Apprenticeship Reforms Under Scrutiny At One Awards Agm

Issue 22

The future of apprenticeships and the impact that changes in government legislation will have on employers and training providers came under the spotlight at One Awards' Annual General Meeting.

Employers, training providers and representatives from across the education and skills sector attended the meeting at Sunderland College, where they heard from One Awards’ Chair of the Board of Trustees, David Hall, and Director of Business Development, Neale Coleman, as well as guest speakers from One Awards’ partnership organisations.

Graham Hasting-Evans, Managing Director of NOCN, a leading awarding organisation and apprenticeship assessment organisation, delivered a presentation on the apprenticeship reforms that are coming into effect from April 2017 and talked about the challenges faced by the Government that have pre-empted the need for reform.

Graham said: “Around a quarter of a million people enter the workforce each year with inadequate English and maths skills, which holds back people’s productivity and their ability to get an apprenticeship.

“With mounting pressure to increase productivity in light of Brexit and the move towards globalisation in the UK economy, the Government needed to invest more funding in upskilling the workforce.
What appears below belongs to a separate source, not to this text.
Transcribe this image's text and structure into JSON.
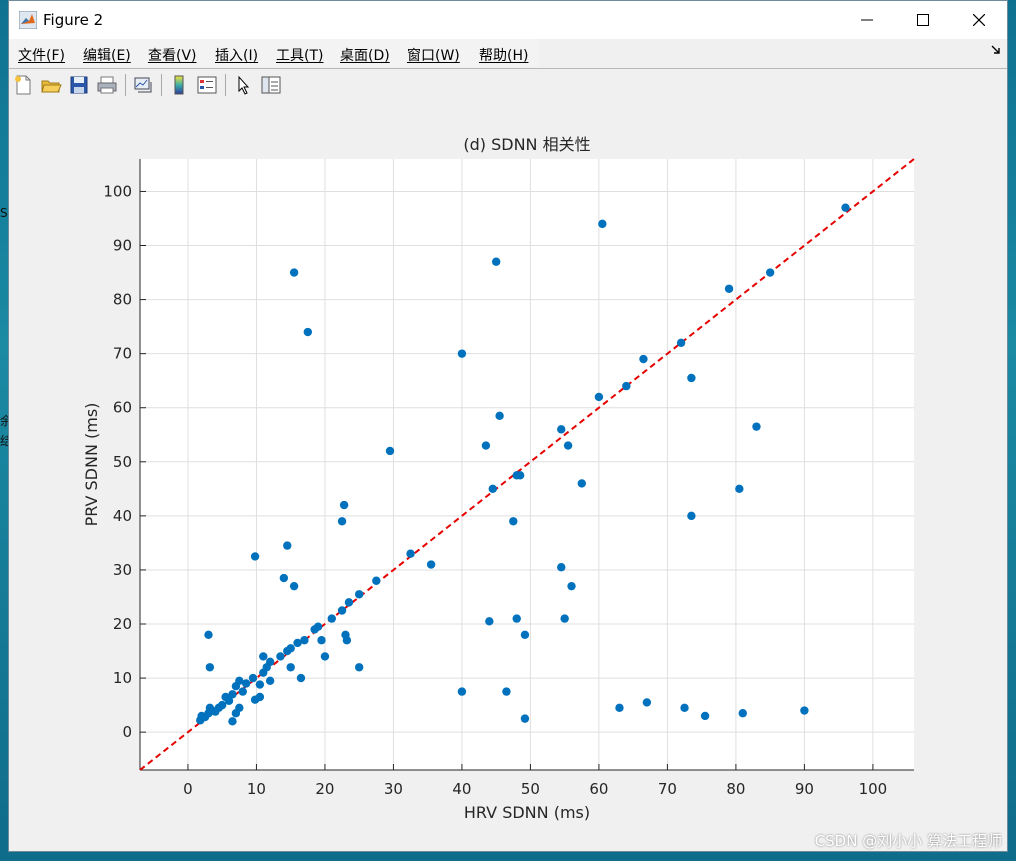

“I think that the Government’s decision to place a higher emphasis on apprenticeships and vocational skills and learning is a good thing.”

The Apprenticeship Levy, which is being introduced on 6 April 2017, is an important factor in the fulfilment of the Government’s promise to create three million new apprenticeships over the next five years.

The levy will require all UK employers with a payroll over £3 million, to invest 0.5% in the provision of apprenticeships. All employers, whether eligible to contribute to the levy or not, will have access to funding for apprenticeship training from 1 May 2017.

Delegates at the AGM also heard from Cheryl Swales, Project Manager at the Association of Employment and Learning Providers (AELP), who talked about the upcoming apprenticeship reforms and the DfE approved support programme available to all apprenticeship providers.

Cheryl said: “Graham described the apprenticeship reforms as ‘clunky’ and I would be inclined to agree. There really are a lot of changes and challenges within the sector at present and a number of grey areas that are causing confusion amongst providers.

“The Future Apprenticeships Support Programme, commissioned and funded by the Education Training Foundation and delivered by AELP and strategic partners will help to support providers through these reforms.

“The programme focuses on areas such as delivering apprenticeship standards, end-point assessment, employer engagement and understanding the systems and processes necessary for delivering high quality apprenticeships.

“It is also vital that the Government-backed financial guarantee of at least £1b for non-levy payers is realised in order to enable SMEs to continue to offer quality apprenticeships alongside levy paying employers.”

One Awards’ Director of Business Development, Neale Coleman, delivered a short speech which summarised the organisation’s work over the last 12 months before inviting Chair of the Board of Trustees, David Hall, to the lectern.

Despite the current pressures on the education sector, David took the opportunity to reassure attendees about the solidity of the established working partnerships between learning providers and One Awards.

David said: “The education sector is a world of shifting sands at the moment and we face lots of challenges ahead, but I think that the potential shift in apprenticeship delivery is the right thing to do.

“Devolved funding arrangements and a push towards academisation within schools has left the sector in a precarious situation, but learning providers are in safe hands with One Awards.”